Istituire un codice apposito per la diagnosi e la cura della Ccsvi, in modo da consentire la tracciabilità dei dati.
Monitorare la raccolta dati di correlazione tra Ccsvi e sclerosi multipla e predisporre controlli adeguati sulla correttezza delle sperimentazioni in atto.
Realizzare un censimento e una mappatura di tutti i luoghi e i centri, pubblici e privati, in cui vengono realizzati diagnosi con ecodoppler e trattamenti con angioplastica, omogeneizzando la raccolta dei dati affinché dalla loro lettura si possa verificare l’efficacia terapeutica della dilatazione venosa mediante angioplastica, sulla base dell’urgenza e della responsabilità nonché del rigore scientifico che la procedura richiede.
È quanto hanno chiesto al Governo il senatori di Maggioranza e Opposizione attraverso una mozione presentata nel pomeriggio di ieri.

I senatori osservano infatti come la Ccsvi sia già stata riconosciuta come condizione clinica e la sua diagnosi, così come potenziali protocolli terapeutici, sono stati descritti anche dal professor Paolo Zamboni, responsabile del centro malattie vascolari dell’università di Ferrara, e sono stati inseriti nella «Consensus conference» mondiale dei chirurghi vascolari e votate dai rappresentanti di 47 Paesi, all’unanimità, nel settembre 2009, a Monaco. “Secondo autorevoli studi scientifici – si legge nella mozione – la Ccsvi risulta spesso associata con la sclerosi multipla” e “l’angioplastica dilatativa è una procedura consolidata da 25 anni, mininvasiva, con rischi minimi”. La correlazione individuata tra le due patologie “non poteva non suscitare un comprensibile interesse tra i malati di sclerosi multipla per il possibile beneficio derivante dall’accesso al trattamento di eventuali anomalie nel sistema venoso extracranico”. Un’ipotesi che, osservano i senatori, ha richiamato anche l’attenzione della comunità scientifica internazionale tanto che, in molti Paesi, è già stata avviata la sperimentazione clinica sui malati di sclerosi multipla, e in Italia ci sono centri pubblici e privati dove viene eseguito l’esame con ecodoppler per la diagnosi della Ccsvi, nonché l’angioplastica dilatativa che cura questa condizione.

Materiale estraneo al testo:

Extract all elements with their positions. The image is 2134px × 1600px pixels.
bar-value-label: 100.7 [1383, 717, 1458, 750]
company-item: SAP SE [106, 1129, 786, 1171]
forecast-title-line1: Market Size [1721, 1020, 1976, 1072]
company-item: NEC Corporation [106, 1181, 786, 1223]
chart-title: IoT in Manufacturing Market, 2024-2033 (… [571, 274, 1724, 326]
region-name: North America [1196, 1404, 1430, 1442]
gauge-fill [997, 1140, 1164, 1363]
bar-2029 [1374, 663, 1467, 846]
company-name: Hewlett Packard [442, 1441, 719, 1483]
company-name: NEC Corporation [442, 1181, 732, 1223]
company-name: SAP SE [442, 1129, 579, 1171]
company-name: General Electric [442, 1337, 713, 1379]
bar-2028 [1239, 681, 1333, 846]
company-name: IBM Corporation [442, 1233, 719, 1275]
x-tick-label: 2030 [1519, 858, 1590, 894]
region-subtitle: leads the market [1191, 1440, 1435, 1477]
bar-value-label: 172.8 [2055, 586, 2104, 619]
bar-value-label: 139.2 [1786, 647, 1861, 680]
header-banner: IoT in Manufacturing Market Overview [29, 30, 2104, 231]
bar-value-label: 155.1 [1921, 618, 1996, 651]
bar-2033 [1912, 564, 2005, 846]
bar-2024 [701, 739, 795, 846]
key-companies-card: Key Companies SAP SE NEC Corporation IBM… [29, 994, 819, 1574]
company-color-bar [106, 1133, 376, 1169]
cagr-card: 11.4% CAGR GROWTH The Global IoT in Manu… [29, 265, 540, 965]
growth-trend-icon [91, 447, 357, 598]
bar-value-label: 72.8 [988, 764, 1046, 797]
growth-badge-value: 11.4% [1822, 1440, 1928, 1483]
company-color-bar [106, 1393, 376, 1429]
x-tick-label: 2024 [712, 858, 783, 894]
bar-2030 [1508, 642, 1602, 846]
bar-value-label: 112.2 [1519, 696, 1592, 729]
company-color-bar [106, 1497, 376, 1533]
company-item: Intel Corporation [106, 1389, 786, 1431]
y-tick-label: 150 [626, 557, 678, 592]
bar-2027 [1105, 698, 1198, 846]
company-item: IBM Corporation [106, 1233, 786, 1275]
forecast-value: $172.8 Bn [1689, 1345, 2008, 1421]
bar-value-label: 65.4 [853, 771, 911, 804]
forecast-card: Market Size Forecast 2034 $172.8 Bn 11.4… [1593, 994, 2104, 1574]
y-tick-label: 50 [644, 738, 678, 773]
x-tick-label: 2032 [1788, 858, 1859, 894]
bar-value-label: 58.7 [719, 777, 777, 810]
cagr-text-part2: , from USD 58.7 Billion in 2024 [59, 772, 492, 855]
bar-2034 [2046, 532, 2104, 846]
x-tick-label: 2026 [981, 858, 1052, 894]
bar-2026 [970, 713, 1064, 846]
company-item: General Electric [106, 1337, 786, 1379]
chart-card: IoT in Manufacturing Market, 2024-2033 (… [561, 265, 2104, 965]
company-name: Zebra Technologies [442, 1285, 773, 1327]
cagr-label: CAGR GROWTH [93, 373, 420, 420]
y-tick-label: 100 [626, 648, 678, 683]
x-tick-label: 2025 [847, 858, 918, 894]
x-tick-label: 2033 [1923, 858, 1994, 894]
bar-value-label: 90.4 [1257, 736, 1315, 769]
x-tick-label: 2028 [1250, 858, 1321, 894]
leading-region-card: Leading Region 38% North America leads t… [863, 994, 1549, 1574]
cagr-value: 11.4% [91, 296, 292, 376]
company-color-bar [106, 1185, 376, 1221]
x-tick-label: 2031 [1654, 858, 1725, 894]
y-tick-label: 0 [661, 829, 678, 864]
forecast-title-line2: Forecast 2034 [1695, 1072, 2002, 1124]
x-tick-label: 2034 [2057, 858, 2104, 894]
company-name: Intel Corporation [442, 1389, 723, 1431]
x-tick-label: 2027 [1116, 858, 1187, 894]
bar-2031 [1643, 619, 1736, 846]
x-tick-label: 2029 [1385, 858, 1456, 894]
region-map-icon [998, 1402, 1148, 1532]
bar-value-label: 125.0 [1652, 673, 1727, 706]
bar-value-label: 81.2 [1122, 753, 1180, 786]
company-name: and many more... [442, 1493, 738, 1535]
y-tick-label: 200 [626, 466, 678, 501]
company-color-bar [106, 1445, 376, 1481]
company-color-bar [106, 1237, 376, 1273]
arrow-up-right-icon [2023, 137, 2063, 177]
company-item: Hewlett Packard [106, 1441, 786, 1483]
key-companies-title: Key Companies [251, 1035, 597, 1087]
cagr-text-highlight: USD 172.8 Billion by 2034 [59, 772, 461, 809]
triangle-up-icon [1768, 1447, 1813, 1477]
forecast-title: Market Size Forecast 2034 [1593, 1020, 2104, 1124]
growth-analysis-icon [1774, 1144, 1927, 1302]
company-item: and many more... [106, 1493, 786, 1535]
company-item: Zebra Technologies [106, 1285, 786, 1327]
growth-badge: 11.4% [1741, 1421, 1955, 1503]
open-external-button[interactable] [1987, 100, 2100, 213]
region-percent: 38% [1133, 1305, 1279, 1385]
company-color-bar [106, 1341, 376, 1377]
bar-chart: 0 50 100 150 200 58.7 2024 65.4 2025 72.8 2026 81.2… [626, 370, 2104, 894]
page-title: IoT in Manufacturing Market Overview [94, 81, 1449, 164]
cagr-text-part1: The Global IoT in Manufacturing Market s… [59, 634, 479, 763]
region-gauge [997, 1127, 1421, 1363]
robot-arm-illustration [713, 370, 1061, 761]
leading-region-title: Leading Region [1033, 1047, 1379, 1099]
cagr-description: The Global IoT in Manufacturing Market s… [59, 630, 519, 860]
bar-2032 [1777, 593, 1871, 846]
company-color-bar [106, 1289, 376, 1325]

“Tali operazioni – puntualizza però la mozione - sono state autorizzate dal ministro della Salute con la circolare del 27 settembre 2010, indicando anche un codice, generico e non specifico, da utilizzare per le operazioni: ICD-9-CM codice 3950 «angioplastica o aterectomia di altro/i vaso/i non coronarico/i». In tale circolare, tuttavia, non è stato fornito un codice specifico per la Ccsvi, che non è stata inserita nei Livelli essenziali di assistenza”. In pratica, la circolare “ha solo concesso di continuare ad operare a quei centri vascolari che lo stanno facendo o vogliono farlo, senza entrare nel merito di come questo intervento sarà fatto né di come e dove sarà eseguita la diagnosi di Ccsvi”. Questo nonostante lo stesso Zamboni abbia sostenuto che “la durata dell’esame e il metodo con cui questo viene realizzato siano parametri necessari affinché l’esito sia affidabile”.

E' quindi necessario un forte impegno da parte del Governo sul fronte della Ccsvi e del trattamento della sclerosi multipla. Anche considerato che, conclude la mozione, nella circolare del ministero “viene più volte indicato uno studio diagnostico della Fondazione italiana sclerosi multipla quale studio finalizzato a testare l’eventuale correlazione con la sclerosi multipla. Senza considerare, però, che il professor Zamboni stesso è uscito dal gruppo di lavoro di questo studio denunciandone le gravi carenze”.